Tappa toscana e passaggio a Livorno per un saluto a Max Allegri ma prima ancora l’Abruzzo e Pescara:

“L’ingresso in Abruzzo è stata l’emozione più grande, da un lato il mare dove vivo ora, dall’altro la montagna dove vado a sciare e la telecamera che è il mio lavoro. E poi tanta gente che ci ha accolto lungo il percorso, per un saluto e un attestato di stima. Per me è stato il momento più bello. Ma devo dire una cosa: ogni città in cui siamo passati, ogni posto in cui ci siamo fermati noi ci siamo sentiti a casa. Non c’è stato un posto dove non c’erano tifosi. Poi l’ovazione dei cinquecento del Filadelfia è stata quasi imbarazzante”.

L’emozione dello stadio che saluta un’impresa, per uno sportivo è il segno tangibile di aver lascito negli altri qualcosa di sé:

“Quando abbiamo iniziato l’ordine era ‘siamo undici come una squadra di calcio e in undici dobbiamo arrivare’ – racconta Giancarli – Devo dire che all’inizio non pensavo che ce l’avrebbero fatta, ma sono uomini di sport e davvero negli ultimi giorni siamo andati fortissimo”.

Parlare di squadra in uno sport apparentemente per singoli?

“La lezione che porto a casa è questa: quando c’era un problema ci guardavamo e trovavamo una soluzione: il gruppo vale più del singolo, nello sport come nella professione. Quando si è realmente uniti si supera tutto”.

Dal punto di vista personale è stato coronare un sogno:

“Seguendo Giro d’Italia e Tour de France ho sempre pensato che mi sarebbe piaciuto fare un viaggio in bicicletta, per questioni di tempo non c’ero mai riuscito – dice Giancarli – Ora ho un desiderio esaudito sia come idea personale che come aspirazione professionale. Rifarlo? Sì, ma alle stesse condizioni, con qualcuno che ha voglia di raccontare una storia, una storia vera, che va al di là del 4-4-2, del rigore sbagliato, dell’errore di un portiere. O lo rifarei per vacanza, con amici fidati, per avere ancora la sensazione che chiudere un’esperienza con un gruppo, invece che da solo, diventa un successo ancora più grande”.

Perché alla fine la necessità è quella di vivere e pedalare tutti lungo la stessa direzione:

“E’ una cosa che avevo sempre immaginato di fare – sostiene ancora Giancarli – adesso so di essere stato in grado di raggiungere questo obiettivo”.
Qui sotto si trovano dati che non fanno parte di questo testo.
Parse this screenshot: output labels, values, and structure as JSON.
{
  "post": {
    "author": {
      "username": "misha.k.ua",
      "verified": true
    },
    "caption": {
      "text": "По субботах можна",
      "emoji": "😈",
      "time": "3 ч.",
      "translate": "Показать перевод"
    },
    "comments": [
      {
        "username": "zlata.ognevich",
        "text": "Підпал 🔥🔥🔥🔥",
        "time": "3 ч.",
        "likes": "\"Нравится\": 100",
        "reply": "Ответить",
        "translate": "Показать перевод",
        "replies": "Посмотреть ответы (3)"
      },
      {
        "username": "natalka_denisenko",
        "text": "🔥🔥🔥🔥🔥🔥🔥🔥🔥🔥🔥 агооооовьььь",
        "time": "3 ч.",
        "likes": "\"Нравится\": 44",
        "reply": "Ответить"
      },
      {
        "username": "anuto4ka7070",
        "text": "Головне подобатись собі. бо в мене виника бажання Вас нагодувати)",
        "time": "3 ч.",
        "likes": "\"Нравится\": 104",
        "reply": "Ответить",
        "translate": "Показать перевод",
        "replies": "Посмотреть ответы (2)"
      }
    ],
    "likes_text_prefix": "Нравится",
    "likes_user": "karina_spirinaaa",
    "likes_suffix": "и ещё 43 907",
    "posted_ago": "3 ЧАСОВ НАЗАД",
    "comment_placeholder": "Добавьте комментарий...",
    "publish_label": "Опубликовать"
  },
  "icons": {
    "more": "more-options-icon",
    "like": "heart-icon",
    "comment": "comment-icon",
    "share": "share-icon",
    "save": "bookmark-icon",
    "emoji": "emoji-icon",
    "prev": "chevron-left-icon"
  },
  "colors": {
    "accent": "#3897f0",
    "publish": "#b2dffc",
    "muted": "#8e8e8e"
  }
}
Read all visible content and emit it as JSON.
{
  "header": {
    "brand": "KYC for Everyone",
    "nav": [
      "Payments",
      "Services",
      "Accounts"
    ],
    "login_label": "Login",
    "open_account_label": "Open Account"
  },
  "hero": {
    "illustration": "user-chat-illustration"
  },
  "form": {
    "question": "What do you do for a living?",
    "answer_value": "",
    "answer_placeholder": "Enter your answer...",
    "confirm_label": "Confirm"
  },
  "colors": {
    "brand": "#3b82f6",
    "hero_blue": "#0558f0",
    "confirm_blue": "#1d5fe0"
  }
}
Nella valigia di chi parte per fare 1300 chilometri a pedali che troviamo:

“Divise, magliette da riposo, non una camicia, non un pantalone elegante. Non servono, la fatica non ci ha consentito serate. Al ritorno un pezzo in più, la maglia di Davide Nicola, che conserverò insieme ad altri ricordi che per me sono importanti, come la maglia rosa di Contador e quella gialla di Nibali”.

Un pezzo che si aggiunge ha una collezione di ricordi umani e professionali, tutti grandi, tutti importanti. Custoditi come l’esperienza che, nella professione, diventa una collana di storie.